OOOHHHHH she is stunning!!! i really want a red eye tree frog now!! LOL hubby won't be impressed! well done though set up is fab! xx


----------



## x_Living_Dead_Girl_x (Feb 16, 2009)

Wow! That looks really nice ^_^ Well done hun!


----------



## sallyconyers (Mar 21, 2008)

Really cool design - i really like it. I think I am going to look out for an exo terra to do up so I can make Carlos a really awesome home without him being homeless during alterations!!


----------



## chondro13 (Aug 18, 2008)

awww huni shes just beautiful!!!! viv is so lovely too - you really cant tell how great vivs look in a picture - you have to get the 'depth' of it with a video :flrt: amazing! really makes me want RETFs... BAD girl - VERY BAD GIRL!!!....


----------



## ilovetoads2 (Oct 31, 2008)

THanks again, yeah you are right about that pic...it is just a shame that that is the wrong video...the other was kinda like a tour. 

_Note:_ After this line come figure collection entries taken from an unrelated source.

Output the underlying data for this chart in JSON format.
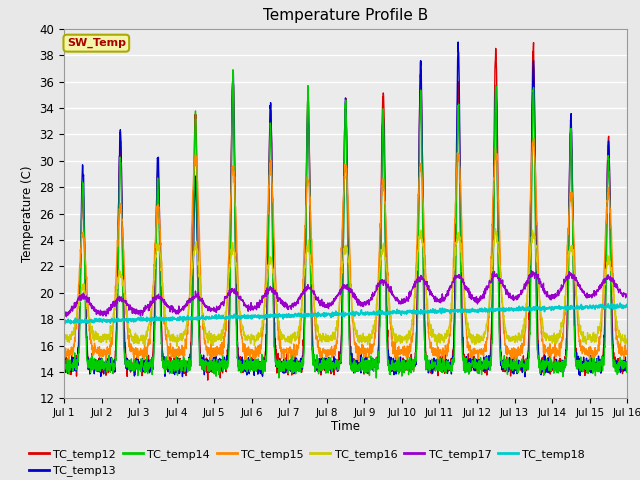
{
  "title": "Temperature Profile B",
  "xlabel": "Time",
  "ylabel": "Temperature (C)",
  "ylim": [
    12,
    40
  ],
  "yticks": [
    12,
    14,
    16,
    18,
    20,
    22,
    24,
    26,
    28,
    30,
    32,
    34,
    36,
    38,
    40
  ],
  "bg_color": "#e8e8e8",
  "plot_bg": "#ebebeb",
  "legend_entries": [
    "TC_temp12",
    "TC_temp13",
    "TC_temp14",
    "TC_temp15",
    "TC_temp16",
    "TC_temp17",
    "TC_temp18"
  ],
  "line_colors": [
    "#dd0000",
    "#0000cc",
    "#00cc00",
    "#ff8800",
    "#cccc00",
    "#9900cc",
    "#00cccc"
  ],
  "sw_temp_label": "SW_Temp",
  "sw_temp_box_facecolor": "#f5f5aa",
  "sw_temp_box_edgecolor": "#aaaa00",
  "sw_temp_text_color": "#aa0000"
}
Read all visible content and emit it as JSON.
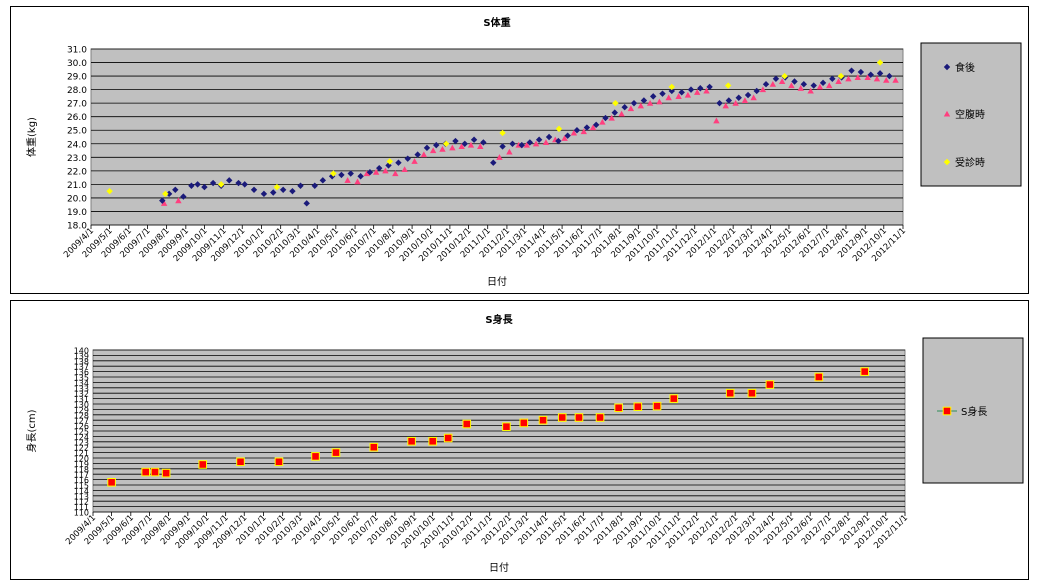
{
  "chart_data": [
    {
      "type": "scatter",
      "title": "S体重",
      "xlabel": "日付",
      "ylabel": "体重(kg)",
      "ylim": [
        18.0,
        31.0
      ],
      "yticks": [
        "18.0",
        "19.0",
        "20.0",
        "21.0",
        "22.0",
        "23.0",
        "24.0",
        "25.0",
        "26.0",
        "27.0",
        "28.0",
        "29.0",
        "30.0",
        "31.0"
      ],
      "xticks": [
        "2009/4/1",
        "2009/5/1",
        "2009/6/1",
        "2009/7/1",
        "2009/8/1",
        "2009/9/1",
        "2009/10/1",
        "2009/11/1",
        "2009/12/1",
        "2010/1/1",
        "2010/2/1",
        "2010/3/1",
        "2010/4/1",
        "2010/5/1",
        "2010/6/1",
        "2010/7/1",
        "2010/8/1",
        "2010/9/1",
        "2010/10/1",
        "2010/11/1",
        "2010/12/1",
        "2011/1/1",
        "2011/2/1",
        "2011/3/1",
        "2011/4/1",
        "2011/5/1",
        "2011/6/1",
        "2011/7/1",
        "2011/8/1",
        "2011/9/1",
        "2011/10/1",
        "2011/11/1",
        "2011/12/1",
        "2012/1/1",
        "2012/2/1",
        "2012/3/1",
        "2012/4/1",
        "2012/5/1",
        "2012/6/1",
        "2012/7/1",
        "2012/8/1",
        "2012/9/1",
        "2012/10/1",
        "2012/11/1"
      ],
      "grid": true,
      "legend_position": "right",
      "colors": {
        "食後": "#1a1a7a",
        "空腹時": "#ff3f7f",
        "受診時": "#ffff00"
      },
      "series": [
        {
          "name": "食後",
          "marker": "diamond",
          "points": [
            [
              "2009/7/25",
              19.8
            ],
            [
              "2009/8/5",
              20.3
            ],
            [
              "2009/8/15",
              20.6
            ],
            [
              "2009/8/28",
              20.1
            ],
            [
              "2009/9/10",
              20.9
            ],
            [
              "2009/9/20",
              21.0
            ],
            [
              "2009/10/1",
              20.8
            ],
            [
              "2009/10/15",
              21.1
            ],
            [
              "2009/10/28",
              20.9
            ],
            [
              "2009/11/10",
              21.3
            ],
            [
              "2009/11/25",
              21.1
            ],
            [
              "2009/12/5",
              21.0
            ],
            [
              "2009/12/20",
              20.6
            ],
            [
              "2010/1/5",
              20.3
            ],
            [
              "2010/1/20",
              20.4
            ],
            [
              "2010/2/5",
              20.6
            ],
            [
              "2010/2/20",
              20.5
            ],
            [
              "2010/3/5",
              20.9
            ],
            [
              "2010/3/15",
              19.6
            ],
            [
              "2010/3/28",
              20.9
            ],
            [
              "2010/4/10",
              21.3
            ],
            [
              "2010/4/25",
              21.6
            ],
            [
              "2010/5/10",
              21.7
            ],
            [
              "2010/5/25",
              21.8
            ],
            [
              "2010/6/10",
              21.6
            ],
            [
              "2010/6/25",
              21.9
            ],
            [
              "2010/7/10",
              22.2
            ],
            [
              "2010/7/25",
              22.4
            ],
            [
              "2010/8/10",
              22.6
            ],
            [
              "2010/8/25",
              22.9
            ],
            [
              "2010/9/10",
              23.2
            ],
            [
              "2010/9/25",
              23.7
            ],
            [
              "2010/10/10",
              23.9
            ],
            [
              "2010/10/25",
              24.0
            ],
            [
              "2010/11/10",
              24.2
            ],
            [
              "2010/11/25",
              24.0
            ],
            [
              "2010/12/10",
              24.3
            ],
            [
              "2010/12/25",
              24.1
            ],
            [
              "2011/1/10",
              22.6
            ],
            [
              "2011/1/25",
              23.8
            ],
            [
              "2011/2/10",
              24.0
            ],
            [
              "2011/2/25",
              23.9
            ],
            [
              "2011/3/10",
              24.1
            ],
            [
              "2011/3/25",
              24.3
            ],
            [
              "2011/4/10",
              24.5
            ],
            [
              "2011/4/25",
              24.2
            ],
            [
              "2011/5/10",
              24.6
            ],
            [
              "2011/5/25",
              25.0
            ],
            [
              "2011/6/10",
              25.2
            ],
            [
              "2011/6/25",
              25.4
            ],
            [
              "2011/7/10",
              25.9
            ],
            [
              "2011/7/25",
              26.3
            ],
            [
              "2011/8/10",
              26.7
            ],
            [
              "2011/8/25",
              27.0
            ],
            [
              "2011/9/10",
              27.2
            ],
            [
              "2011/9/25",
              27.5
            ],
            [
              "2011/10/10",
              27.7
            ],
            [
              "2011/10/25",
              27.9
            ],
            [
              "2011/11/10",
              27.8
            ],
            [
              "2011/11/25",
              28.0
            ],
            [
              "2011/12/10",
              28.1
            ],
            [
              "2011/12/25",
              28.2
            ],
            [
              "2012/1/10",
              27.0
            ],
            [
              "2012/1/25",
              27.2
            ],
            [
              "2012/2/10",
              27.4
            ],
            [
              "2012/2/25",
              27.6
            ],
            [
              "2012/3/10",
              27.9
            ],
            [
              "2012/3/25",
              28.4
            ],
            [
              "2012/4/10",
              28.8
            ],
            [
              "2012/4/25",
              28.9
            ],
            [
              "2012/5/10",
              28.6
            ],
            [
              "2012/5/25",
              28.4
            ],
            [
              "2012/6/10",
              28.3
            ],
            [
              "2012/6/25",
              28.5
            ],
            [
              "2012/7/10",
              28.8
            ],
            [
              "2012/7/25",
              28.9
            ],
            [
              "2012/8/10",
              29.4
            ],
            [
              "2012/8/25",
              29.3
            ],
            [
              "2012/9/10",
              29.1
            ],
            [
              "2012/9/25",
              29.2
            ],
            [
              "2012/10/10",
              29.0
            ]
          ]
        },
        {
          "name": "空腹時",
          "marker": "triangle",
          "points": [
            [
              "2009/7/28",
              19.6
            ],
            [
              "2009/8/20",
              19.8
            ],
            [
              "2010/5/20",
              21.3
            ],
            [
              "2010/6/5",
              21.2
            ],
            [
              "2010/6/20",
              21.8
            ],
            [
              "2010/7/5",
              21.9
            ],
            [
              "2010/7/20",
              22.0
            ],
            [
              "2010/8/5",
              21.8
            ],
            [
              "2010/8/20",
              22.1
            ],
            [
              "2010/9/5",
              22.7
            ],
            [
              "2010/9/20",
              23.2
            ],
            [
              "2010/10/5",
              23.5
            ],
            [
              "2010/10/20",
              23.6
            ],
            [
              "2010/11/5",
              23.7
            ],
            [
              "2010/11/20",
              23.8
            ],
            [
              "2010/12/5",
              23.9
            ],
            [
              "2010/12/20",
              23.8
            ],
            [
              "2011/1/20",
              23.0
            ],
            [
              "2011/2/5",
              23.4
            ],
            [
              "2011/2/20",
              23.9
            ],
            [
              "2011/3/5",
              23.9
            ],
            [
              "2011/3/20",
              24.0
            ],
            [
              "2011/4/5",
              24.1
            ],
            [
              "2011/4/20",
              24.3
            ],
            [
              "2011/5/5",
              24.4
            ],
            [
              "2011/5/20",
              24.8
            ],
            [
              "2011/6/5",
              24.9
            ],
            [
              "2011/6/20",
              25.2
            ],
            [
              "2011/7/5",
              25.6
            ],
            [
              "2011/7/20",
              25.9
            ],
            [
              "2011/8/5",
              26.2
            ],
            [
              "2011/8/20",
              26.6
            ],
            [
              "2011/9/5",
              26.8
            ],
            [
              "2011/9/20",
              27.0
            ],
            [
              "2011/10/5",
              27.1
            ],
            [
              "2011/10/20",
              27.4
            ],
            [
              "2011/11/5",
              27.5
            ],
            [
              "2011/11/20",
              27.6
            ],
            [
              "2011/12/5",
              27.8
            ],
            [
              "2011/12/20",
              27.9
            ],
            [
              "2012/1/5",
              25.7
            ],
            [
              "2012/1/20",
              26.8
            ],
            [
              "2012/2/5",
              27.0
            ],
            [
              "2012/2/20",
              27.2
            ],
            [
              "2012/3/5",
              27.4
            ],
            [
              "2012/3/20",
              28.0
            ],
            [
              "2012/4/5",
              28.4
            ],
            [
              "2012/4/20",
              28.6
            ],
            [
              "2012/5/5",
              28.3
            ],
            [
              "2012/5/20",
              28.1
            ],
            [
              "2012/6/5",
              27.9
            ],
            [
              "2012/6/20",
              28.2
            ],
            [
              "2012/7/5",
              28.3
            ],
            [
              "2012/7/20",
              28.6
            ],
            [
              "2012/8/5",
              28.8
            ],
            [
              "2012/8/20",
              28.9
            ],
            [
              "2012/9/5",
              28.9
            ],
            [
              "2012/9/20",
              28.8
            ],
            [
              "2012/10/5",
              28.7
            ],
            [
              "2012/10/20",
              28.7
            ]
          ]
        },
        {
          "name": "受診時",
          "marker": "diamond",
          "points": [
            [
              "2009/5/1",
              20.5
            ],
            [
              "2009/7/30",
              20.3
            ],
            [
              "2009/10/28",
              21.0
            ],
            [
              "2010/1/26",
              20.8
            ],
            [
              "2010/4/27",
              21.8
            ],
            [
              "2010/7/27",
              22.7
            ],
            [
              "2010/10/26",
              24.0
            ],
            [
              "2011/1/25",
              24.8
            ],
            [
              "2011/4/26",
              25.1
            ],
            [
              "2011/7/26",
              27.0
            ],
            [
              "2011/10/25",
              28.2
            ],
            [
              "2012/1/24",
              28.3
            ],
            [
              "2012/4/24",
              29.0
            ],
            [
              "2012/7/24",
              29.0
            ],
            [
              "2012/9/25",
              30.0
            ]
          ]
        }
      ]
    },
    {
      "type": "line",
      "title": "S身長",
      "xlabel": "日付",
      "ylabel": "身長(cm)",
      "ylim": [
        110,
        140
      ],
      "yticks": [
        "110",
        "111",
        "112",
        "113",
        "114",
        "115",
        "116",
        "117",
        "118",
        "119",
        "120",
        "121",
        "122",
        "123",
        "124",
        "125",
        "126",
        "127",
        "128",
        "129",
        "130",
        "131",
        "132",
        "133",
        "134",
        "135",
        "136",
        "137",
        "138",
        "139",
        "140"
      ],
      "xticks": [
        "2009/4/1",
        "2009/5/1",
        "2009/6/1",
        "2009/7/1",
        "2009/8/1",
        "2009/9/1",
        "2009/10/1",
        "2009/11/1",
        "2009/12/1",
        "2010/1/1",
        "2010/2/1",
        "2010/3/1",
        "2010/4/1",
        "2010/5/1",
        "2010/6/1",
        "2010/7/1",
        "2010/8/1",
        "2010/9/1",
        "2010/10/1",
        "2010/11/1",
        "2010/12/1",
        "2011/1/1",
        "2011/2/1",
        "2011/3/1",
        "2011/4/1",
        "2011/5/1",
        "2011/6/1",
        "2011/7/1",
        "2011/8/1",
        "2011/9/1",
        "2011/10/1",
        "2011/11/1",
        "2011/12/1",
        "2012/1/1",
        "2012/2/1",
        "2012/3/1",
        "2012/4/1",
        "2012/5/1",
        "2012/6/1",
        "2012/7/1",
        "2012/8/1",
        "2012/9/1",
        "2012/10/1",
        "2012/11/1"
      ],
      "grid": true,
      "legend_position": "right",
      "colors": {
        "fill": "#ff0000",
        "edge": "#ffff00"
      },
      "series": [
        {
          "name": "S身長",
          "marker": "square",
          "points": [
            [
              "2009/5/1",
              115.5
            ],
            [
              "2009/6/25",
              117.4
            ],
            [
              "2009/7/10",
              117.4
            ],
            [
              "2009/7/28",
              117.2
            ],
            [
              "2009/9/25",
              118.8
            ],
            [
              "2009/11/25",
              119.3
            ],
            [
              "2010/1/26",
              119.3
            ],
            [
              "2010/3/26",
              120.3
            ],
            [
              "2010/4/28",
              121.0
            ],
            [
              "2010/6/28",
              122.0
            ],
            [
              "2010/8/28",
              123.1
            ],
            [
              "2010/10/1",
              123.1
            ],
            [
              "2010/10/26",
              123.7
            ],
            [
              "2010/11/25",
              126.3
            ],
            [
              "2011/1/28",
              125.8
            ],
            [
              "2011/2/25",
              126.5
            ],
            [
              "2011/3/28",
              127.0
            ],
            [
              "2011/4/28",
              127.5
            ],
            [
              "2011/5/25",
              127.5
            ],
            [
              "2011/6/28",
              127.5
            ],
            [
              "2011/7/28",
              129.3
            ],
            [
              "2011/8/28",
              129.5
            ],
            [
              "2011/9/28",
              129.6
            ],
            [
              "2011/10/25",
              131.0
            ],
            [
              "2012/1/24",
              132.0
            ],
            [
              "2012/2/28",
              132.0
            ],
            [
              "2012/3/28",
              133.6
            ],
            [
              "2012/6/15",
              135.0
            ],
            [
              "2012/8/28",
              136.0
            ]
          ]
        }
      ]
    }
  ]
}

Getting the male frog either tomorrow or Friday so I will do another when he arrives...his temporary tank looks okay...just basic, but he should be happy enough for the next 6-8 weeks...I am sooooo excited...I hope he calls...dont know what I am gonna call him either....my hubby said we should change Bettys name cause he hates it...what do we think about changing names???:whistling2:


----------



## chondro13 (Aug 18, 2008)

ilovetoads2 said:


> THanks again, yeah you are right about that pic...it is just a shame that that is the wrong video...the other was kinda like a tour.
> 
> Getting the male frog either tomorrow or Friday so I will do another when he arrives...his temporary tank looks okay...just basic, but he should be happy enough for the next 6-8 weeks...I am sooooo excited...I hope he calls...dont know what I am gonna call him either....my hubby said we should change Bettys name cause he hates it...what do we think about changing names???:whistling2:



hehe i changed the name of my 'female' leopard gecko when it turned out she was a boy! she was really jumpy so it was an excuse to change the name to 'tweak' - that jumpy kid from south park :lol2:

i say change the name to suit the new boy :2thumb: keep hubby happy as im sure youve driven him mad with the tank building!! hehe x


----------



## andaroo (Nov 14, 2008)

I looks beautiful, great job!

Ouch! Why does she jump up like that in the video? I bet she was seeing stars afterwards! lol


----------



## ilovetoads2 (Oct 31, 2008)

Yeah. the cricket was on the screen lid. She does that sometimes. I would normaly knock them down into the tank but as she was just settling in I just did not want to irritate her...checked her nose though and she is fine. She always dives for her food like that though. She is funny. I love her. :flrt:


----------



## andaroo (Nov 14, 2008)

Aww  
So they dive at their prey instead of flicking out their tongues?


----------



## ilovetoads2 (Oct 31, 2008)

Yeah I know I was surprised too! The male that ate before he died at the same way...they dont seem to have long sticky tongues...I dont think darts have them either...


----------